Recent Popular Posts

Some of you followed my series about growing up in the Jim Crow South. Growing Up under Southern Apartheid featured 10 personal essays that spanned my pre-school and elementary school days in which I tried to convey what it was like in the days of segregation. There is an eleventh essay about my grandfather and his encounter with the KKK back in the 1920s.

There is still a lot more to tell about growing up in the segregated South and I have plans to continue the memoir series at a later date. For an index to all the stories so far go to https://notdarkyet-commentary.blogspot.com/2020/10/index-for-growing-up-under-southern_6.html.



During the past year, as one would expect, there were many essays and poems about life during the pandemic which we continue to live with even as we are finding hope with the vaccine efforts.
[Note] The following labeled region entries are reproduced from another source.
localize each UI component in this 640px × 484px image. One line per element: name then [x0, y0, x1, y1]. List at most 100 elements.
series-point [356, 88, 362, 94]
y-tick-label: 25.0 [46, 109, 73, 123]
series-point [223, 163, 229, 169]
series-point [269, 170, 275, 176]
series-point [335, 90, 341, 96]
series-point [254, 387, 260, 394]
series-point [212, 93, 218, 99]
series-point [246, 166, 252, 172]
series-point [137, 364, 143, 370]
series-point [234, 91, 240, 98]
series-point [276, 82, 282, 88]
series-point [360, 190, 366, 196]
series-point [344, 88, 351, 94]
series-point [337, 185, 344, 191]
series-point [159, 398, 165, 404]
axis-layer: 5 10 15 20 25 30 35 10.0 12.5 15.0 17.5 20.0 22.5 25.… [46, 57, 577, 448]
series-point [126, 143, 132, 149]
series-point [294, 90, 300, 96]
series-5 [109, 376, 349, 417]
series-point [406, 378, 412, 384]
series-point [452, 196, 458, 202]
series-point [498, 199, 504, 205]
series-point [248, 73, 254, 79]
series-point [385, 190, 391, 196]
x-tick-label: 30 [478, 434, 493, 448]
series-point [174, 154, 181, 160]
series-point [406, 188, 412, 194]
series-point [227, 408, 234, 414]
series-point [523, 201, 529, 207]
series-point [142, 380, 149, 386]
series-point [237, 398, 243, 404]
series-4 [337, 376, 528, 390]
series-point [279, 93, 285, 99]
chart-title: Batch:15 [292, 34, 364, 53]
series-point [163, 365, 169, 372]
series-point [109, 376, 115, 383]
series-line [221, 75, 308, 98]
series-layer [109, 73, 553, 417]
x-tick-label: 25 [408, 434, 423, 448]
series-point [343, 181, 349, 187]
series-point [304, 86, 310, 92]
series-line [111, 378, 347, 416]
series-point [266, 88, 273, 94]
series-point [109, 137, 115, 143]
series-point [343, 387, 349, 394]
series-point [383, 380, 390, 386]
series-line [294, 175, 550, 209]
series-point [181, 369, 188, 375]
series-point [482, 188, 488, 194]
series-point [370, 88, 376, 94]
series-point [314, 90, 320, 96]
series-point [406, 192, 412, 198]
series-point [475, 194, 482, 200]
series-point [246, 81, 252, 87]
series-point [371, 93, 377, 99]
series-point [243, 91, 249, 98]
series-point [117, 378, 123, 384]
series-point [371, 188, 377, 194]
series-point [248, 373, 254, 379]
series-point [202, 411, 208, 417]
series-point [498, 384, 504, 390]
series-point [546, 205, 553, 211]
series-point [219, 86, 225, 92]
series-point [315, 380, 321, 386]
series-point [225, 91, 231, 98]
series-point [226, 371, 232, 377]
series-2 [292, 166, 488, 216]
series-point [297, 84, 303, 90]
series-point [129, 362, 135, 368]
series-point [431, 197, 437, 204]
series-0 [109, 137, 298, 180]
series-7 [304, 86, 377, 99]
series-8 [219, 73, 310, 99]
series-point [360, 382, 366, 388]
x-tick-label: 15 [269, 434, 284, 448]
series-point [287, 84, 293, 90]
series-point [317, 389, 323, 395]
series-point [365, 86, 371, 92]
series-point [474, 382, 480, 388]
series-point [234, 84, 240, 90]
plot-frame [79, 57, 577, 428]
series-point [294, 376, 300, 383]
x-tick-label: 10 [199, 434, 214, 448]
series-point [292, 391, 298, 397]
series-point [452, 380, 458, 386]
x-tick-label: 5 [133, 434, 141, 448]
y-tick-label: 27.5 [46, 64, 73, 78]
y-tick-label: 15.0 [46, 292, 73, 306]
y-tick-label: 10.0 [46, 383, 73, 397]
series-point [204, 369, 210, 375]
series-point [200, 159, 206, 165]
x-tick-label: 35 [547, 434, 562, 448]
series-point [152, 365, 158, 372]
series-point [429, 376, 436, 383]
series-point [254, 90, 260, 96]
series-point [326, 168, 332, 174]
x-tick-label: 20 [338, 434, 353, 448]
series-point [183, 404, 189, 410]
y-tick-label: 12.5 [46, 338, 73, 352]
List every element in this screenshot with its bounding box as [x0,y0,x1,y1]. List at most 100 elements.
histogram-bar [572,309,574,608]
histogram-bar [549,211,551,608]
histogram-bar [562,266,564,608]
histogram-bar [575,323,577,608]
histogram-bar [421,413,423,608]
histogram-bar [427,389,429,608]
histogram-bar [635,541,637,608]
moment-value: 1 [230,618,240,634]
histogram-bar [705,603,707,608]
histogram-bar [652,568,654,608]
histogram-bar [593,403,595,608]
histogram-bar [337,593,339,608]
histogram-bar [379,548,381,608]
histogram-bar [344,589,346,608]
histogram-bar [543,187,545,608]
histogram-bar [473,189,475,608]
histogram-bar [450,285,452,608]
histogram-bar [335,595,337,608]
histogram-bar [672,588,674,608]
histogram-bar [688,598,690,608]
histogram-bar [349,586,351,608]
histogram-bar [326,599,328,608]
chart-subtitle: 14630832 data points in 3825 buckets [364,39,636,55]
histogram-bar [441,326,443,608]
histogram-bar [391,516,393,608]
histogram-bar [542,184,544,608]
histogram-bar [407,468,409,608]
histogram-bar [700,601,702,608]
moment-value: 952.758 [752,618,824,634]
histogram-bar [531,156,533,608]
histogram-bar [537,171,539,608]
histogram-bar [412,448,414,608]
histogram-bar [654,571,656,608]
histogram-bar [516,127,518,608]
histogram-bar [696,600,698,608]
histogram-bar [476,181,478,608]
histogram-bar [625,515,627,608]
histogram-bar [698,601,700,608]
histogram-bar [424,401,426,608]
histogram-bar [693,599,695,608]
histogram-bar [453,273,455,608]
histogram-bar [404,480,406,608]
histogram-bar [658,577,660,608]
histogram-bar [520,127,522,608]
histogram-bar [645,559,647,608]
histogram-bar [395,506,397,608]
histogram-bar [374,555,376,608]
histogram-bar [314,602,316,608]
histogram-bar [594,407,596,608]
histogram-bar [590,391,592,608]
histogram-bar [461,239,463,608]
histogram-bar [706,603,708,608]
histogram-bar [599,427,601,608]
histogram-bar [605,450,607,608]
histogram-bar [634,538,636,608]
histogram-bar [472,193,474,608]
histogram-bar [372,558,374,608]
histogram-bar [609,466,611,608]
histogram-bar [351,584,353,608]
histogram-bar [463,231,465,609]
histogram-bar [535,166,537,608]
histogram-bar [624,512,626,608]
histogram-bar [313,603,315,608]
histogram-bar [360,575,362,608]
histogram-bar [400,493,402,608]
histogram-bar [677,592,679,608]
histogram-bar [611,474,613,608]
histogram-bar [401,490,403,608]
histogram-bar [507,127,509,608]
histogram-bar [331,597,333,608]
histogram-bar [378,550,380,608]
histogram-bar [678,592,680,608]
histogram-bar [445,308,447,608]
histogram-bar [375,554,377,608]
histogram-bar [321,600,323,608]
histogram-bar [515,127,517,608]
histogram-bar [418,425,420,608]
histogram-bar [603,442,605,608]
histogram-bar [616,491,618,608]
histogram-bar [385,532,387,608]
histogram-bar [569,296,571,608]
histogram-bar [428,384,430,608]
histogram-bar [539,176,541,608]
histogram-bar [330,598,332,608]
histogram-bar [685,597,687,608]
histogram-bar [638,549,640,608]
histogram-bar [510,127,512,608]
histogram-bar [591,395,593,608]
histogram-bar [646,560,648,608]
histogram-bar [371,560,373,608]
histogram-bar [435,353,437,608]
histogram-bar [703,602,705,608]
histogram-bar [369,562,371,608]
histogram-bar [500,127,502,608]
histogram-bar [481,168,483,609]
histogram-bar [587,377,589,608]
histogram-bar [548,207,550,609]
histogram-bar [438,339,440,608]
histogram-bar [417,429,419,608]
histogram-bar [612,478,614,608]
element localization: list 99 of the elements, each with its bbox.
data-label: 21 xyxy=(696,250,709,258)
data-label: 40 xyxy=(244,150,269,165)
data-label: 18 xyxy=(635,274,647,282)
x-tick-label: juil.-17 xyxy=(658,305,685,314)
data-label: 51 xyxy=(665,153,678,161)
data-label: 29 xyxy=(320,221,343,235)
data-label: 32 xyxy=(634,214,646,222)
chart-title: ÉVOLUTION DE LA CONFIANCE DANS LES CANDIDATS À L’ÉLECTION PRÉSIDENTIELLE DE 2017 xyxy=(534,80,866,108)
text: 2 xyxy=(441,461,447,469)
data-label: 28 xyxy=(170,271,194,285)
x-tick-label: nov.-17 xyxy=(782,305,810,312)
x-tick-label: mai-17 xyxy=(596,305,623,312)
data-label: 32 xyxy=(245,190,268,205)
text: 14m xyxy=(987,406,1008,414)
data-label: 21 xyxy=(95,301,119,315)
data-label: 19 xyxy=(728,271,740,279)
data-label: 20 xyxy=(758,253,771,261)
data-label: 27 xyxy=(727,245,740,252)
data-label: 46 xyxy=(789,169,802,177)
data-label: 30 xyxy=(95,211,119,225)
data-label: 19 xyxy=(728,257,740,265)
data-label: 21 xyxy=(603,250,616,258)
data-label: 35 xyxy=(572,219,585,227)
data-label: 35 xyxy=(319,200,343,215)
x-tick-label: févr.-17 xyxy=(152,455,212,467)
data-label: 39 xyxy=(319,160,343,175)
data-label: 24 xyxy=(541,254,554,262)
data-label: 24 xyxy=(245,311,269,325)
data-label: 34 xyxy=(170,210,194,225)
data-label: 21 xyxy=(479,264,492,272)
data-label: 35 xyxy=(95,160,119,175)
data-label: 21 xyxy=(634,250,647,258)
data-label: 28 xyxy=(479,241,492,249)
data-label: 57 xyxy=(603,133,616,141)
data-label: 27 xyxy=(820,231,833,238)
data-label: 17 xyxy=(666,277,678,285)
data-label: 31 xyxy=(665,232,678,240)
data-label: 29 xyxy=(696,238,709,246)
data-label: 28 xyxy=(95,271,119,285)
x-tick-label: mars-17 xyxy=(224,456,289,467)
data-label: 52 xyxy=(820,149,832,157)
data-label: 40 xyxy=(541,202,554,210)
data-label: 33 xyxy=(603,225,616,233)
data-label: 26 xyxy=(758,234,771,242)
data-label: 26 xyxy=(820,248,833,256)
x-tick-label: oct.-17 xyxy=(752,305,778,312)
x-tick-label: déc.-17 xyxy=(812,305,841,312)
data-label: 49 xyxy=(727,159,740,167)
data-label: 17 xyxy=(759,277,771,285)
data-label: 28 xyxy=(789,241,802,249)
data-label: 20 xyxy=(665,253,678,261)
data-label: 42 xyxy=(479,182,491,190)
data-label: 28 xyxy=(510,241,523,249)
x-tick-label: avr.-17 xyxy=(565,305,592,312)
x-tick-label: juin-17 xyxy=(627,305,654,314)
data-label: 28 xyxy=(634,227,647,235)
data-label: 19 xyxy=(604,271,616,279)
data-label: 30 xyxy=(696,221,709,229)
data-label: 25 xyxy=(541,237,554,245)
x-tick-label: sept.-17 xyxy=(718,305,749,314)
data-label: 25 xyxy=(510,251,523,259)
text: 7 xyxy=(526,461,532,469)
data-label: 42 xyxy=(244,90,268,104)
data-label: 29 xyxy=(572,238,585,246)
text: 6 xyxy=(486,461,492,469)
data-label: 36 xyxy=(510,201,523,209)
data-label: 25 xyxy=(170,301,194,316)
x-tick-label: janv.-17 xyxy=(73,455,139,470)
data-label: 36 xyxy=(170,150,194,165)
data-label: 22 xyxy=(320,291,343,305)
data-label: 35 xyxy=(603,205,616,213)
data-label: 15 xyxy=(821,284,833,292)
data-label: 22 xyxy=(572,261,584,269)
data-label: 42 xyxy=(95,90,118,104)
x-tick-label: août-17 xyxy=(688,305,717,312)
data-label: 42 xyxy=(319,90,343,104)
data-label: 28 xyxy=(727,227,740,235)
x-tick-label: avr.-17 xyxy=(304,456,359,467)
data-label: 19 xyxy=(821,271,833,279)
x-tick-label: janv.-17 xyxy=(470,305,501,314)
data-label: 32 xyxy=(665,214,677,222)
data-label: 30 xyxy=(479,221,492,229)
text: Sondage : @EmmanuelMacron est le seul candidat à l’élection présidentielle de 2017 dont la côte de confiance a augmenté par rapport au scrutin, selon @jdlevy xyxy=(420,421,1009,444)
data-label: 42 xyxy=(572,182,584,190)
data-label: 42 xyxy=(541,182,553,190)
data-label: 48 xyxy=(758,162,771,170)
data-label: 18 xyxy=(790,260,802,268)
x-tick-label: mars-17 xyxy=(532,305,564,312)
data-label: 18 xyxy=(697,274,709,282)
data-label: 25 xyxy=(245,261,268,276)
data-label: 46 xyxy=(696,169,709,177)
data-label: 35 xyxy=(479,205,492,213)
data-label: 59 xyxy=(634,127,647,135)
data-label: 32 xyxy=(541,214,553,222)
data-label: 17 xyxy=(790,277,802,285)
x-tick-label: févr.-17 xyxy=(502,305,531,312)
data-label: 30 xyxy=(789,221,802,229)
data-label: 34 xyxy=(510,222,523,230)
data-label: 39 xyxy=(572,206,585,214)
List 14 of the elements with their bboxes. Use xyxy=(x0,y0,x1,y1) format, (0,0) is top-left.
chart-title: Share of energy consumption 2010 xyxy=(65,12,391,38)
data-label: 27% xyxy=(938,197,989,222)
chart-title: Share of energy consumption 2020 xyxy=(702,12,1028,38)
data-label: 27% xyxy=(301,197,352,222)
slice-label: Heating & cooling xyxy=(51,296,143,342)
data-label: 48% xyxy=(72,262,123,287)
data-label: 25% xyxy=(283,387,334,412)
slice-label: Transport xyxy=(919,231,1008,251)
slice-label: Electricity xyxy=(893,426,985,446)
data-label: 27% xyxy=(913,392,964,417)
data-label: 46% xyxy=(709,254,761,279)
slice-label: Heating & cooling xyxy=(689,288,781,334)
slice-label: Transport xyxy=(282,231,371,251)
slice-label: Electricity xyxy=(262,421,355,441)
Some of my poems are in a book that my writing group has published, The Social Distance: Poetry in Response to COVID-19. You can read about that in my September post, “PoetryDuring Days of COVID.”



In the Days Ahead

In the coming month of April, I will feature a variety of poets reading their work in celebration of National Poetry Month. Not Dark Yet continues to feature music on Mondays, haiku on Saturdays, and personal essays during the week with humor and recipes tossed in as well. I hope you will find something that piques your interest there.